With billions in revenues and little political affiliation, Silicon Valley in the early 1990s was a jewel waiting to be snatched by either major party. The Democrats acted first, due largely to the efforts of Wade Randlett, the main figure in Miles's lively, firsthand account of the awakening of Silicon Valley's political consciousness and the wrangling that ensued. Randlett, an independent fundraiser and democratic political consultant, saw a chance to become an important player on Vice-President Al Gore's team by serving as the primary conduit between the Valley and Washington. Miles shows how Randlett, with significant backing from the powerful venture capitalist John Doerr, organized the mostly apolitical business and technical leaders of the Valley in a successful effort to defeat California's Proposition 211, designed to allow for shareholder lawsuits against California executives. Following the proposition's defeat in 1996, Randlett and Doerr formed TechNet, the first major political action committee to represent the interests of the Valley's high-tech companies. With Randlett's party ties and Gore's eagerness to be associated with the New Economy, TechNet tended to favor New Democrats.

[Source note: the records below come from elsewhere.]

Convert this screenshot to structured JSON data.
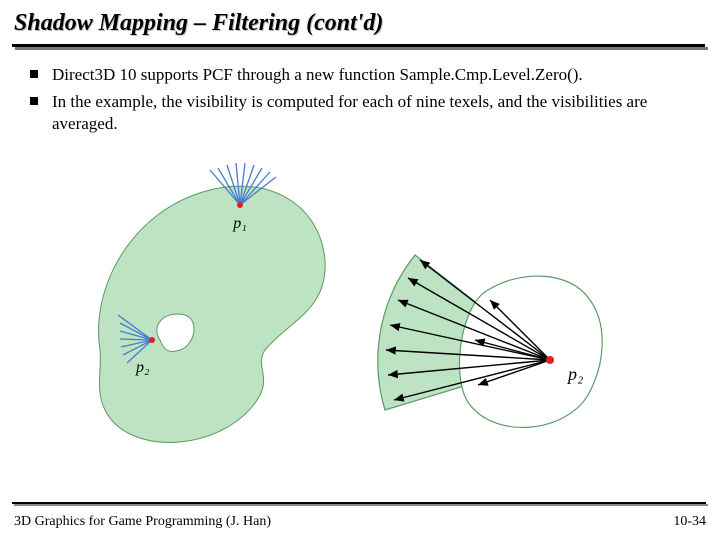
{
  "title": "Shadow Mapping – Filtering (cont'd)",
  "bullets": [
    "Direct3D 10 supports PCF through a new function Sample.Cmp.Level.Zero().",
    "In the example, the visibility is computed for each of nine texels, and the visibilities are averaged."
  ],
  "figure": {
    "p1_label": "p₁",
    "p2_label": "p₂",
    "p2b_label": "p₂"
  },
  "footer": {
    "left": "3D Graphics for Game Programming (J. Han)",
    "right": "10-34"
  }
}
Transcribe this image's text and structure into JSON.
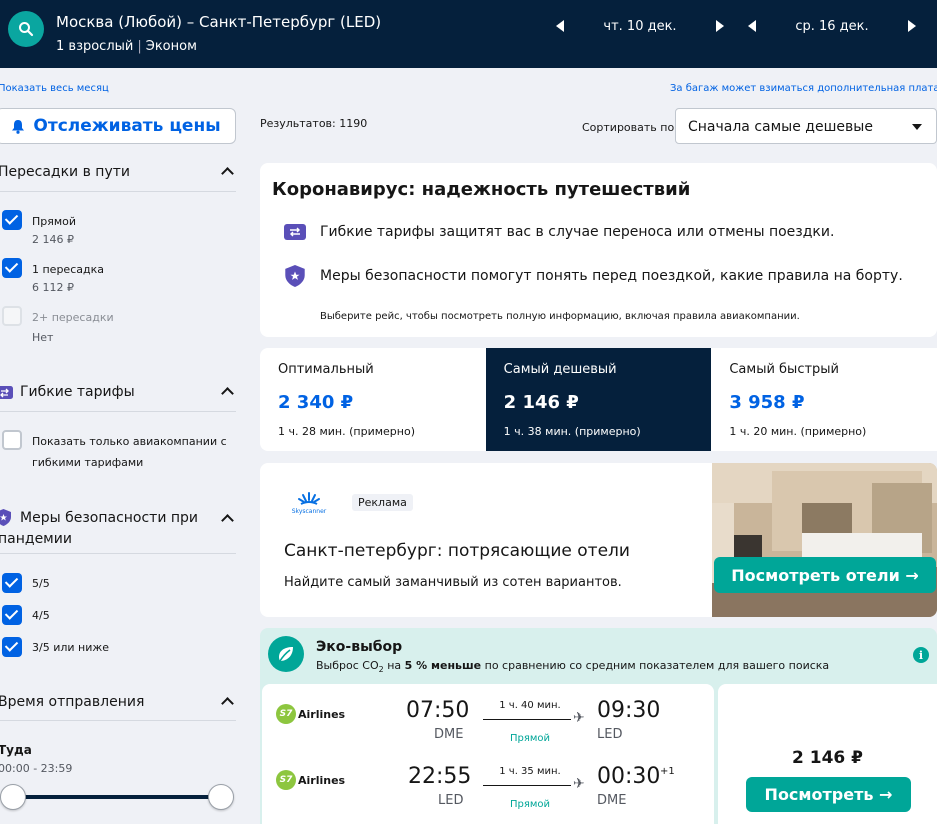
{
  "header": {
    "route": "Москва (Любой) – Санкт-Петербург (LED)",
    "passengers": "1 взрослый",
    "cabin": "Эконом",
    "depart_date": "чт. 10 дек.",
    "return_date": "ср. 16 дек.",
    "bg_color": "#05203c"
  },
  "top_links": {
    "show_month": "Показать весь месяц",
    "baggage_note": "За багаж может взиматься дополнительная плата"
  },
  "sidebar": {
    "track_prices": "Отслеживать цены",
    "stops": {
      "title": "Пересадки в пути",
      "options": [
        {
          "label": "Прямой",
          "price": "2 146 ₽",
          "checked": true
        },
        {
          "label": "1 пересадка",
          "price": "6 112 ₽",
          "checked": true
        },
        {
          "label": "2+ пересадки",
          "price": "Нет",
          "checked": false
        }
      ]
    },
    "flex": {
      "title": "Гибкие тарифы",
      "option_line1": "Показать только авиакомпании с",
      "option_line2": "гибкими тарифами"
    },
    "safety": {
      "title_line1": "Меры безопасности при",
      "title_line2": "пандемии",
      "options": [
        "5/5",
        "4/5",
        "3/5 или ниже"
      ]
    },
    "departure_time": {
      "title": "Время отправления",
      "direction": "Туда",
      "range": "00:00 - 23:59"
    }
  },
  "results": {
    "count_label": "Результатов: 1190",
    "sort_label": "Сортировать по",
    "sort_value": "Сначала самые дешевые"
  },
  "covid": {
    "title": "Коронавирус: надежность путешествий",
    "row1": "Гибкие тарифы защитят вас в случае переноса или отмены поездки.",
    "row2": "Меры безопасности помогут понять перед поездкой, какие правила на борту.",
    "note": "Выберите рейс, чтобы посмотреть полную информацию, включая правила авиакомпании."
  },
  "tabs": [
    {
      "name": "Оптимальный",
      "price": "2 340 ₽",
      "duration": "1 ч. 28 мин. (примерно)",
      "active": false
    },
    {
      "name": "Самый дешевый",
      "price": "2 146 ₽",
      "duration": "1 ч. 38 мин. (примерно)",
      "active": true
    },
    {
      "name": "Самый быстрый",
      "price": "3 958 ₽",
      "duration": "1 ч. 20 мин. (примерно)",
      "active": false
    }
  ],
  "ad": {
    "brand": "Skyscanner",
    "badge": "Реклама",
    "title": "Санкт-петербург: потрясающие отели",
    "subtitle": "Найдите самый заманчивый из сотен вариантов.",
    "button": "Посмотреть отели →"
  },
  "eco": {
    "title": "Эко-выбор",
    "sub_prefix": "Выброс CO",
    "sub_subscript": "2",
    "sub_middle": " на ",
    "sub_bold": "5 % меньше",
    "sub_suffix": " по сравнению со средним показателем для вашего поиска"
  },
  "flights": [
    {
      "airline": "Airlines",
      "dep_time": "07:50",
      "dep_apt": "DME",
      "duration": "1 ч. 40 мин.",
      "stops": "Прямой",
      "arr_time": "09:30",
      "arr_apt": "LED",
      "next_day": ""
    },
    {
      "airline": "Airlines",
      "dep_time": "22:55",
      "dep_apt": "LED",
      "duration": "1 ч. 35 мин.",
      "stops": "Прямой",
      "arr_time": "00:30",
      "arr_apt": "DME",
      "next_day": "+1"
    }
  ],
  "offer": {
    "price": "2 146 ₽",
    "button": "Посмотреть →"
  }
}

But as thoroughly as Miles charts the dynamics that tied the Valley to Washington, she writes in something of a vacuum. Though Gore's relationship to Silicon Valley is a major focus, Miles refers only passingly to his nomination in 2000 and fails to discuss the Valley's role in his campaign. She also overlooks the possible effects of the New Economy's crash on Silicon Valley's political influence. Given the current postelection turmoil, Miles's book is the victim of events happening at Internet-speed. (Feb.)